Amitriptyline is a tricyclic antidepressant drug which was originally developed to relieve symptoms of depression. It is known as an adjuvant medication, that is, its medicinal properties have been found useful in treating neuropathic pain even though its formulation was developed to treat depression.
Antidepressants have two roles in managing chronic pain. The main role is to provide pain relief when conventional analgesics such as NSAIDS, paracetamol through to morphine haven't been effective or when these analgesics have been found to have intolerable side effects. The failure of conventional analgesics for neuropathic, for example, spinal cord injury (pain in a numb area) may justify a trial of amitriptyline which has shown to be effective for both burning and shooting pain.
A secondary role of antidepressants in treating chronic pain is their use in combination with conventional analgesics. This can be effective in people with chronic pain eg cancer, who have pain at multiple pain sites or have a combination of both nociceptive and neuropathic pain. Improving sleep is also highly important.
The process by which this drug works is by increasing the levels of particular chemicals in the brain, which overall affects the central nervous system (CNS). In clinical trials Amitriptyline has been tested on neuropathic pain including: postherpetic neuralgia, diabetic neuropathy, irritable bowel syndrome, temperomandibular joint disorder, facial pain and fibromyalgia. It has been found to benefit pain, sleep, and fatigue levels.
Amitriptyline is prescribed in much lower doses for pain than would be needed to treat depression. The speed of effect is also much faster, approximately one week, than occurs in treating mood for depression.

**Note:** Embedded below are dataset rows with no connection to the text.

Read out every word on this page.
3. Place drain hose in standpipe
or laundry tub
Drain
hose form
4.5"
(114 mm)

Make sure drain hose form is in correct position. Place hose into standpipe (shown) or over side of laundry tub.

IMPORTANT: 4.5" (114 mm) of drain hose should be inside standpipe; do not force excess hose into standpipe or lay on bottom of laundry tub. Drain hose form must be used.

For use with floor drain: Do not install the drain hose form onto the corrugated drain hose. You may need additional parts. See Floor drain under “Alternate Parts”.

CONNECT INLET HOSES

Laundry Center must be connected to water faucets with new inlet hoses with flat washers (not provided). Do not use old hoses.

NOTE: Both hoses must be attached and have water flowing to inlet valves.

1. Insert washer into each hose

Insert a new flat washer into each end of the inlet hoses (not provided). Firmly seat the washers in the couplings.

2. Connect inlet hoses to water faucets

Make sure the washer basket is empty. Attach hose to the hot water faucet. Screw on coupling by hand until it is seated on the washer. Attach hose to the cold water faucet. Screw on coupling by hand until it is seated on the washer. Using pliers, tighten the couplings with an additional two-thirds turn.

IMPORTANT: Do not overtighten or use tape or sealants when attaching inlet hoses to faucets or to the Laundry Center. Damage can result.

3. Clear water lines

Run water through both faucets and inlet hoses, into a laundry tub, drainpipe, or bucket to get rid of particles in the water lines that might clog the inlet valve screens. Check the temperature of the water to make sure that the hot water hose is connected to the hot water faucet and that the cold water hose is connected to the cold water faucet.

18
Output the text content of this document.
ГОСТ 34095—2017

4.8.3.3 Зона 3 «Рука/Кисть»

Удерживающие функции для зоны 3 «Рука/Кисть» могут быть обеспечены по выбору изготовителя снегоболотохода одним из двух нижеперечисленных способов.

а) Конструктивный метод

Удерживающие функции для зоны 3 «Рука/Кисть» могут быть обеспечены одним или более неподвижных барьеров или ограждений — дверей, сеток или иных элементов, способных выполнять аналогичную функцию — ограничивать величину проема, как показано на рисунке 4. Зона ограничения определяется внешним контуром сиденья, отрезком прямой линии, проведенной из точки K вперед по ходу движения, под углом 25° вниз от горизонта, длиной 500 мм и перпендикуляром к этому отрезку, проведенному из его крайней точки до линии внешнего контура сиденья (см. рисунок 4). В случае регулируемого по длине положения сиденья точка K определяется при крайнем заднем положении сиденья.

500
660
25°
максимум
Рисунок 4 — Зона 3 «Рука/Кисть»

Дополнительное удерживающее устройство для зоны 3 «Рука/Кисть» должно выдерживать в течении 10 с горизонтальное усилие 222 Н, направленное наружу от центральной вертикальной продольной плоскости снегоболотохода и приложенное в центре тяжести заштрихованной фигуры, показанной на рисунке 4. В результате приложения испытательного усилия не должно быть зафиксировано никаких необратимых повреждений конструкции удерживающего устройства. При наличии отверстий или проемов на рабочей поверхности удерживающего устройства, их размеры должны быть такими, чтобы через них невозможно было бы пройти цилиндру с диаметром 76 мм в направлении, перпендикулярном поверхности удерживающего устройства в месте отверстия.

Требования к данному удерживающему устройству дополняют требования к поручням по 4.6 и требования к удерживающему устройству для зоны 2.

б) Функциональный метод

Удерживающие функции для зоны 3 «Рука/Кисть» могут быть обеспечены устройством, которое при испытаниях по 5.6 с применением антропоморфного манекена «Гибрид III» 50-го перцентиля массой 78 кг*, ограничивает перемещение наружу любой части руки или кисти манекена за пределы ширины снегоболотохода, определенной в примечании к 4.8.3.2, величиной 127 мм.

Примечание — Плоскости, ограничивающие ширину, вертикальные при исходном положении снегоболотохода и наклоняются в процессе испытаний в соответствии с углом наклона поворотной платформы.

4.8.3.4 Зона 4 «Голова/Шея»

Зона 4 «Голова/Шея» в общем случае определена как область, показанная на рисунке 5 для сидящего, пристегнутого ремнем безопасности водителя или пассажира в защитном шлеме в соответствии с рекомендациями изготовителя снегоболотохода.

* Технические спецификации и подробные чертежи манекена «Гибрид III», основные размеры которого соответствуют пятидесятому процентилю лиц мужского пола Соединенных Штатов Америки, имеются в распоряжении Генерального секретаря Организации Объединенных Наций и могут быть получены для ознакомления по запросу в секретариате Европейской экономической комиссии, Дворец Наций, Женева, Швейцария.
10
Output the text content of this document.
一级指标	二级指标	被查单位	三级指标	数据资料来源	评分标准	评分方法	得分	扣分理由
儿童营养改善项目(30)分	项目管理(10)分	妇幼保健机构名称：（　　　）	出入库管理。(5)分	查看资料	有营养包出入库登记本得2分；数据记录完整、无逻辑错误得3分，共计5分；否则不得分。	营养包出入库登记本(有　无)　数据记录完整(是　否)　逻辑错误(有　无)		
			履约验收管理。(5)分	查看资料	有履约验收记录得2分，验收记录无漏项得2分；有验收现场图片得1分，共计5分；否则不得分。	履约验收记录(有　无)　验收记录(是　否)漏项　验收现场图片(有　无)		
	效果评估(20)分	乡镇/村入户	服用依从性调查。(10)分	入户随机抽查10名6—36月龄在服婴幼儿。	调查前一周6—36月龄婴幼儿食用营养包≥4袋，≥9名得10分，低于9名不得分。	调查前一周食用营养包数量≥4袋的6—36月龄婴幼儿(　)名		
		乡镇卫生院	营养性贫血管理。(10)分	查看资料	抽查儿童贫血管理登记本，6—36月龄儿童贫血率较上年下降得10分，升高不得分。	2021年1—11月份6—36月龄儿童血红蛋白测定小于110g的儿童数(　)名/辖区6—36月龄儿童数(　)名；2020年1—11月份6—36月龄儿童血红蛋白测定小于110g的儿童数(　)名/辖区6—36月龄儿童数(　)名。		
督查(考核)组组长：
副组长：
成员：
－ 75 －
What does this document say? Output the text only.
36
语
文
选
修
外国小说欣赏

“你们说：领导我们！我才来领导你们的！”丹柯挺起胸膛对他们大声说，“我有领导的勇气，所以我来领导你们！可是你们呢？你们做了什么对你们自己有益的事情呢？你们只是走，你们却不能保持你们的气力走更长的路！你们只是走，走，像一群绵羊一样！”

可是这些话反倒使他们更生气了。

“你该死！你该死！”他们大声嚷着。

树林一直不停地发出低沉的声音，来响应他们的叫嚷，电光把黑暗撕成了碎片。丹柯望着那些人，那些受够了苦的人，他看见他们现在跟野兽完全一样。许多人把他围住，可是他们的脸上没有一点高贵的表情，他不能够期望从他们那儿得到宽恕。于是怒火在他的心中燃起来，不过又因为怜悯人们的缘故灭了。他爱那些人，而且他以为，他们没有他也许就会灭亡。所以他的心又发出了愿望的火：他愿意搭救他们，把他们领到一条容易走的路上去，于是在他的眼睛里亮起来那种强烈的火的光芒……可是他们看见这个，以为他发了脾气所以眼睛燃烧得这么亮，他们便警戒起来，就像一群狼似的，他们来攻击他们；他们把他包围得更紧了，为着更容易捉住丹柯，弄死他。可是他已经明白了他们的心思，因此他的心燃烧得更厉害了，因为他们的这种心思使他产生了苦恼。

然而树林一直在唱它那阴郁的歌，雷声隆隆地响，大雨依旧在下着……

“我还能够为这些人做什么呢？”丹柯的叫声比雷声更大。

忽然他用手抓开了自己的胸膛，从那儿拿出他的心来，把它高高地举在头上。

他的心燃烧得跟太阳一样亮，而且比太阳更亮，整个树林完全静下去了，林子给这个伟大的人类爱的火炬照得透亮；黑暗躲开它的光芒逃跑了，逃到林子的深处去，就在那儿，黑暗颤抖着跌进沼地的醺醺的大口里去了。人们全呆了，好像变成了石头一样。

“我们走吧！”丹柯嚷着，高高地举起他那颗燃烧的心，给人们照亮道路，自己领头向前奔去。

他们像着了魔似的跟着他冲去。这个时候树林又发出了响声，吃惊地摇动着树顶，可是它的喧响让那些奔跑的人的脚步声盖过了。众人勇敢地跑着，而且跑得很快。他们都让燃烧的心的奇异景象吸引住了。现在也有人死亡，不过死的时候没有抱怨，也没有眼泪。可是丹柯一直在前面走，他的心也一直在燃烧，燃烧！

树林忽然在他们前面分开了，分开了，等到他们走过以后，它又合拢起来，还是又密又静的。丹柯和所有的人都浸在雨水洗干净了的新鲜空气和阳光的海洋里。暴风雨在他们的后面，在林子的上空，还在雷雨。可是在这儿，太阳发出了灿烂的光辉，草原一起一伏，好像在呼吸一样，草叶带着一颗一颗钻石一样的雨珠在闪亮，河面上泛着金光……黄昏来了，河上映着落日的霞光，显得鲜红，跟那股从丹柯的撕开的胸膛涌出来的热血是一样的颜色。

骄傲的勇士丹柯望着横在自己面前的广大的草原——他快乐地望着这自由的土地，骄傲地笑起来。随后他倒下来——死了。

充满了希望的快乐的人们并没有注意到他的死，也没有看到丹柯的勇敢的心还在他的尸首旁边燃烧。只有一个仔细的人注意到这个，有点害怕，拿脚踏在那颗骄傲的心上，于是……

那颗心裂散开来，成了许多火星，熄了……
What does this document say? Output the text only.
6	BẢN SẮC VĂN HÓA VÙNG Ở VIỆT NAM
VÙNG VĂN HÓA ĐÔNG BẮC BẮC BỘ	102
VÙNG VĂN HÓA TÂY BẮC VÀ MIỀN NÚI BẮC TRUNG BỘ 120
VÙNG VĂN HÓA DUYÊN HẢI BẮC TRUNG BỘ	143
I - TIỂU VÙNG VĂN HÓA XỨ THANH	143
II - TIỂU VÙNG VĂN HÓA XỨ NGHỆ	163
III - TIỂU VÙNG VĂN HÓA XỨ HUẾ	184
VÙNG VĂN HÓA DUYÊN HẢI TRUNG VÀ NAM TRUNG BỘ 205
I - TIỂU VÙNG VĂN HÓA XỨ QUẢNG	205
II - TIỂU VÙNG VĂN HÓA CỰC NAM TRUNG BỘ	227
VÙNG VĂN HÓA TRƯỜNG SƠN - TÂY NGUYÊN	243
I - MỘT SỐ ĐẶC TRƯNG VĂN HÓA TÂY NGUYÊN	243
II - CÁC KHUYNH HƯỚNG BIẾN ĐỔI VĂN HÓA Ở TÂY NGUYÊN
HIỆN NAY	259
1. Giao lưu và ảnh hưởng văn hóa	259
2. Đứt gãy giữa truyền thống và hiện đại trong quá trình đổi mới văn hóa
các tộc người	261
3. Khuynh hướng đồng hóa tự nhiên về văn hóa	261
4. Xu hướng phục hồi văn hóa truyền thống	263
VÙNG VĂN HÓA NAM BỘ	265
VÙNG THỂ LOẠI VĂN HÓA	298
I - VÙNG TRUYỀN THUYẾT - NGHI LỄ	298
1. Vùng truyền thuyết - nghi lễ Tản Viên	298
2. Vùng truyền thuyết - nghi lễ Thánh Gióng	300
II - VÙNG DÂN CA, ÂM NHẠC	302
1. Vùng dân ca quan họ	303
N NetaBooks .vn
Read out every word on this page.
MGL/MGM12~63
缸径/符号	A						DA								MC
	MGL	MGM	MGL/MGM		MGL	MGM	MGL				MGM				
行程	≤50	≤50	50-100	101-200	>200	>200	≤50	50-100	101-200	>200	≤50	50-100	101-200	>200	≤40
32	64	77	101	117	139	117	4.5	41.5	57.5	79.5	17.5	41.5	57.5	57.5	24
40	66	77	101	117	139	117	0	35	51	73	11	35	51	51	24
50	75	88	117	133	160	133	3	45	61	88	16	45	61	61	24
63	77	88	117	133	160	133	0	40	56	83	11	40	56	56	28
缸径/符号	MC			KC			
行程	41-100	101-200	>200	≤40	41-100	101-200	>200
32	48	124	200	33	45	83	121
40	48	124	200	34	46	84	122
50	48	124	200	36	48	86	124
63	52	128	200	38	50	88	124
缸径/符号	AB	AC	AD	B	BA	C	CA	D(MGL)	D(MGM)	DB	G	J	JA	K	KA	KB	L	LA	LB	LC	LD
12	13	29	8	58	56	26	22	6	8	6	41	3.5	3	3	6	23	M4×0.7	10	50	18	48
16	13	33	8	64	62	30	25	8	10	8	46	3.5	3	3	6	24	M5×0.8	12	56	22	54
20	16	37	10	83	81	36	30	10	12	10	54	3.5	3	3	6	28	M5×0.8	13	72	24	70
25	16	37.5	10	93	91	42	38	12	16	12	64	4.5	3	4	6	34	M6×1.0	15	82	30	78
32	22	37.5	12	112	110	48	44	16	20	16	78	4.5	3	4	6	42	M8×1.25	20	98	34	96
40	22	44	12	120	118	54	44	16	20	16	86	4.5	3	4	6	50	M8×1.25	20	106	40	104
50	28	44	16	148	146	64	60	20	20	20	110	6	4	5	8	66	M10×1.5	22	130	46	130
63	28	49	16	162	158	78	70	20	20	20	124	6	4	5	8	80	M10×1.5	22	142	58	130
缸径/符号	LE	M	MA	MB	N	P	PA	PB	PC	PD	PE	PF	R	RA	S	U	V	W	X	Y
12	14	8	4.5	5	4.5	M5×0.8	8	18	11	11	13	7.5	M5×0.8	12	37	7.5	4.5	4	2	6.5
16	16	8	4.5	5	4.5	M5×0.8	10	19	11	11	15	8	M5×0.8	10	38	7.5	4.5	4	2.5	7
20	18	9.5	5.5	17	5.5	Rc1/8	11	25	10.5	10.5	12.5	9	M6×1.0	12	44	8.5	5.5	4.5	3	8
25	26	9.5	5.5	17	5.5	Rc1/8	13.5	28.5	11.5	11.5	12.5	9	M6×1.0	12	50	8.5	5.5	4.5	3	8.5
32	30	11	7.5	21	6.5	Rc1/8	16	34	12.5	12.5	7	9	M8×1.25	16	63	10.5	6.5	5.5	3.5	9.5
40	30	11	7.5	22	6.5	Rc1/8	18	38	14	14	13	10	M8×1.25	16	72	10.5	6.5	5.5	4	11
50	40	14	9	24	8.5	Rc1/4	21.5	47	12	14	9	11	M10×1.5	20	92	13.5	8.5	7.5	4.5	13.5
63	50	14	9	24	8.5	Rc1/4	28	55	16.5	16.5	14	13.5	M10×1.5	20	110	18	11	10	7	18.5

The most common side effects include drowsiness and dry mouth, which occur in one third of cases. These adverse effects are very similar as when the drugs are used to treat depression. Amitriptyline is generally prescribed at night and if the person is still drowsy in the morning they should try taking the medicine earlier in the evening. There are fewer incidences of side effects for newer antidepressants (selective serotonin reuptake inhibitors) than with the older tricyclic drugs which may make them worth trying for those patients who cannot take tricyclics because of adverse effects.
It is important that when taking this form of medication, that you do not miss your recommended doses and that you follow the recommended amount as informed by your doctor. It is also strongly recommended not to increase or lower the dose of the recommended amount if you have not spoken to your treating doctor about this change or to just stop taking this medication completely, as this may result in increased side effects.